1977年2月15日初版・晶文社。ジャズ初心者向けの本ではない。マイルスとコルトレーンをかなり聴き込んでいないと、理解がかなり難しいだろう。例えば、こんなエピソードを取り上げている。
『コルトレーンのプロデューサーであったボブ・シールが、エルビンに対して「よくみんながコルトレーンはむずかしいというけれど、ぼくにはよく理解できるんだが」と言うと、エルビンは「それは、よく聴き込んだからだよ。いいかえると、きみはジョン・コルトレーン四重奏団の五番目のメンバーになったんだ」と答えた』。この文章を読んで、中級者ならばニヤリとするだろう。あとがきとして、本書の解説を清水俊彦氏が書いていて、以下はその抜粋。

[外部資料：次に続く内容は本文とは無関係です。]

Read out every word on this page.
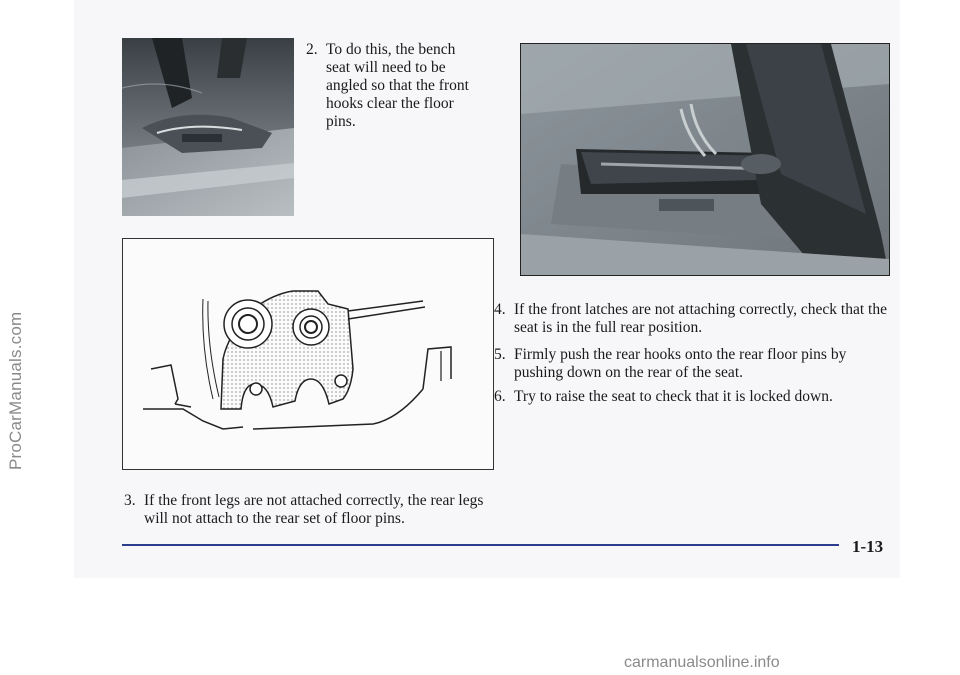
ProCarManuals.com
2. To do this, the bench seat will need to be angled so that the front hooks clear the floor pins.
3. If the front legs are not attached correctly, the rear legs will not attach to the rear set of floor pins.
4. If the front latches are not attaching correctly, check that the seat is in the full rear position.
5. Firmly push the rear hooks onto the rear floor pins by pushing down on the rear of the seat.
6. Try to raise the seat to check that it is locked down.
1-13
carmanualsonline.info
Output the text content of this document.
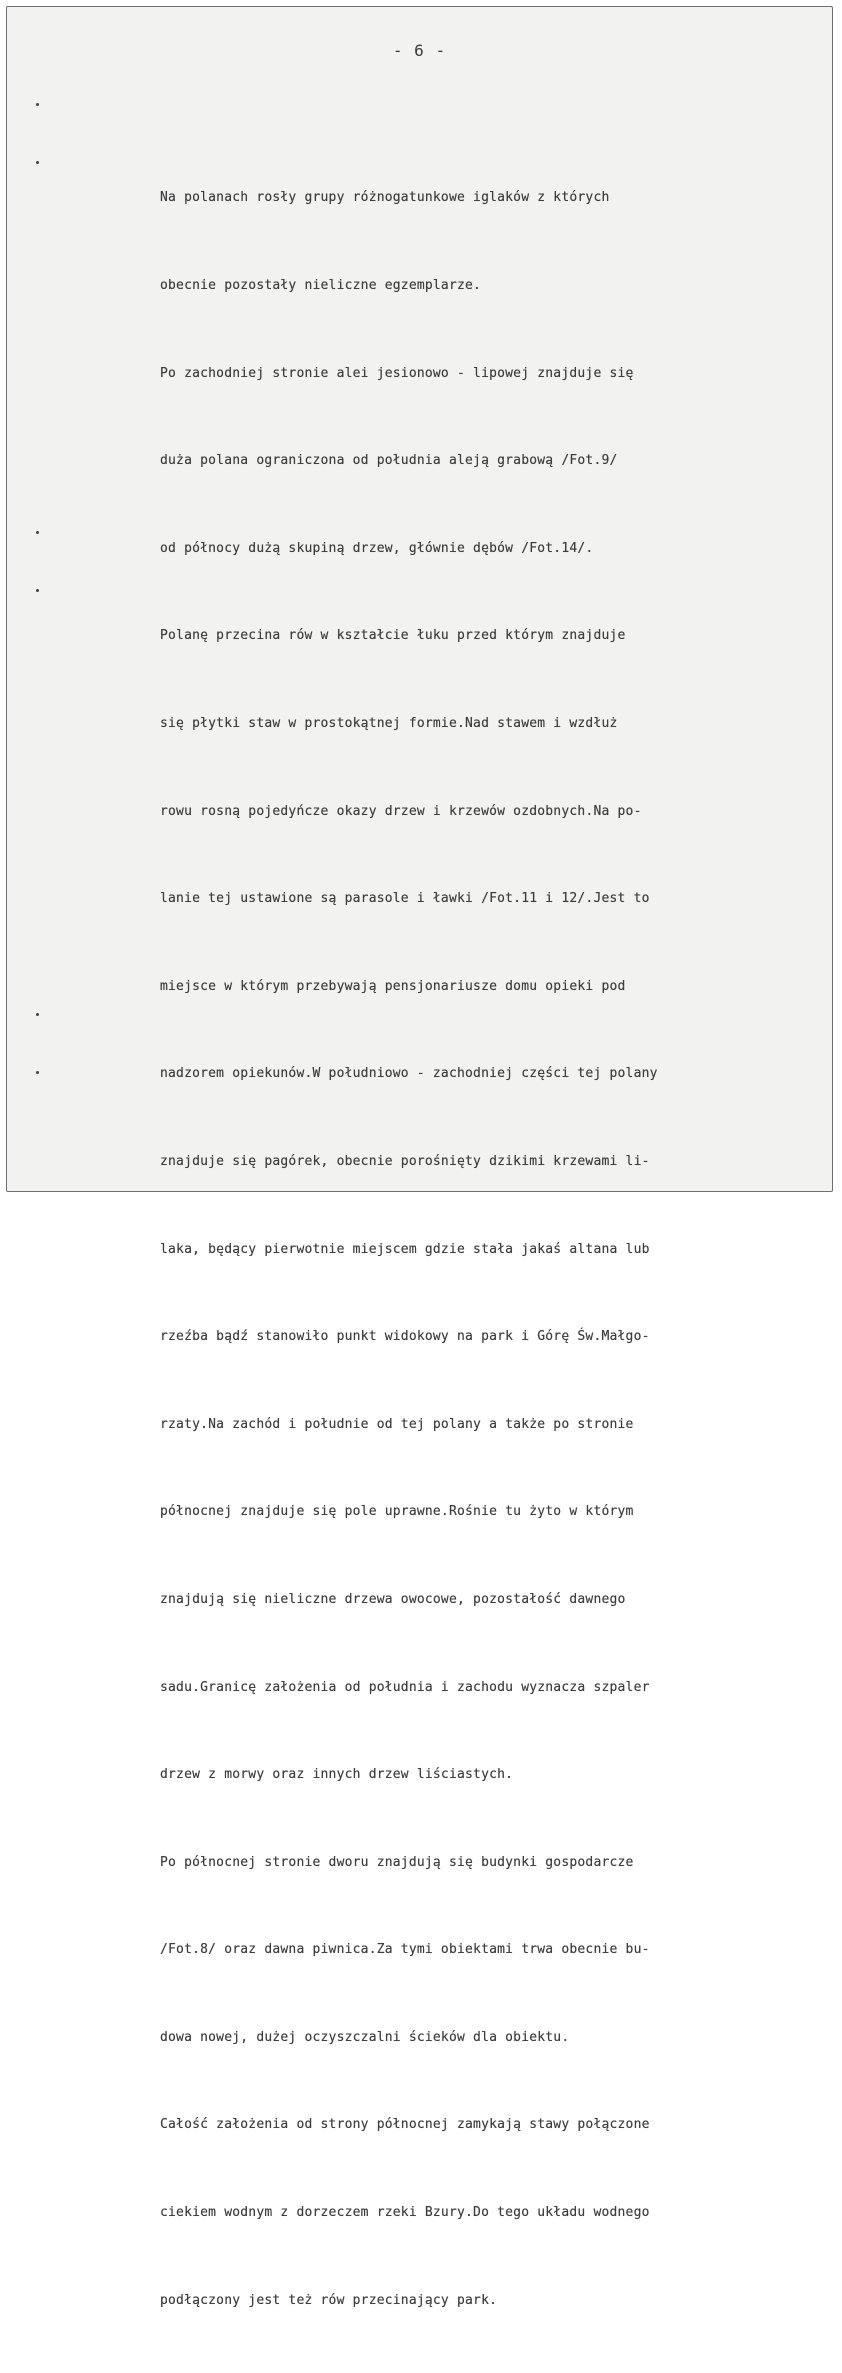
- 6 -

Na polanach rosły grupy różnogatunkowe iglaków z których

obecnie pozostały nieliczne egzemplarze.

Po zachodniej stronie alei jesionowo - lipowej znajduje się

duża polana ograniczona od południa aleją grabową /Fot.9/

od północy dużą skupiną drzew, głównie dębów /Fot.14/.

Polanę przecina rów w kształcie łuku przed którym znajduje

się płytki staw w prostokątnej formie.Nad stawem i wzdłuż

rowu rosną pojedyńcze okazy drzew i krzewów ozdobnych.Na po-

lanie tej ustawione są parasole i ławki /Fot.11 i 12/.Jest to

miejsce w którym przebywają pensjonariusze domu opieki pod

nadzorem opiekunów.W południowo - zachodniej części tej polany

znajduje się pagórek, obecnie porośnięty dzikimi krzewami li-

laka, będący pierwotnie miejscem gdzie stała jakaś altana lub

rzeźba bądź stanowiło punkt widokowy na park i Górę Św.Małgo-

rzaty.Na zachód i południe od tej polany a także po stronie

północnej znajduje się pole uprawne.Rośnie tu żyto w którym

znajdują się nieliczne drzewa owocowe, pozostałość dawnego

sadu.Granicę założenia od południa i zachodu wyznacza szpaler

drzew z morwy oraz innych drzew liściastych.

Po północnej stronie dworu znajdują się budynki gospodarcze

/Fot.8/ oraz dawna piwnica.Za tymi obiektami trwa obecnie bu-

dowa nowej, dużej oczyszczalni ścieków dla obiektu.

Całość założenia od strony północnej zamykają stawy połączone

ciekiem wodnym z dorzeczem rzeki Bzury.Do tego układu wodnego

podłączony jest też rów przecinający park.
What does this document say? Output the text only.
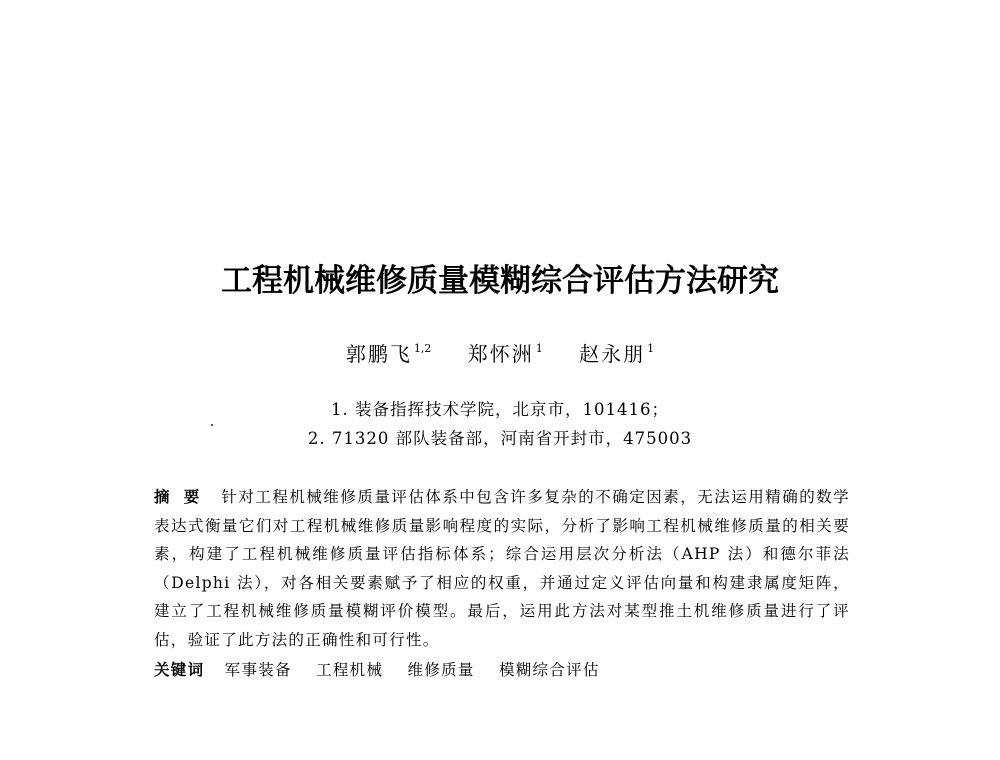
工程机械维修质量模糊综合评估方法研究
郭鹏飞 $^{1,2}$ 郑怀洲 $^1$ 赵永朋 $^1$
1. 装备指挥技术学院，北京市，101416；
2. 71320 部队装备部，河南省开封市，475003
摘要 针对工程机械维修质量评估体系中包含许多复杂的不确定因素，无法运用精确的数学表达式衡量它们对工程机械维修质量影响程度的实际，分析了影响工程机械维修质量的相关要素，构建了工程机械维修质量评估指标体系；综合运用层次分析法（AHP 法）和德尔菲法（Delphi 法），对各相关要素赋予了相应的权重，并通过定义评估向量和构建隶属度矩阵，建立了工程机械维修质量模糊评价模型。最后，运用此方法对某型推土机维修质量进行了评估，验证了此方法的正确性和可行性。
关键词 军事装备 工程机械 维修质量 模糊综合评估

「この本には、アメリカばかりでなく、イギリスやフランスのジャズ誌にものったエッセイやレコード評やインタヴュー記事からのおびただしい引用がある。それだけではない。ジャズ以外のさまざまな分野の本や雑誌からの引用もふんだんにあり、そのうえ、植草さん自身の洞察力にとんだ批評はいうまでもなく、日常生活の断片までがしばしば現れてくる」。つまり、研究レポートなのだ。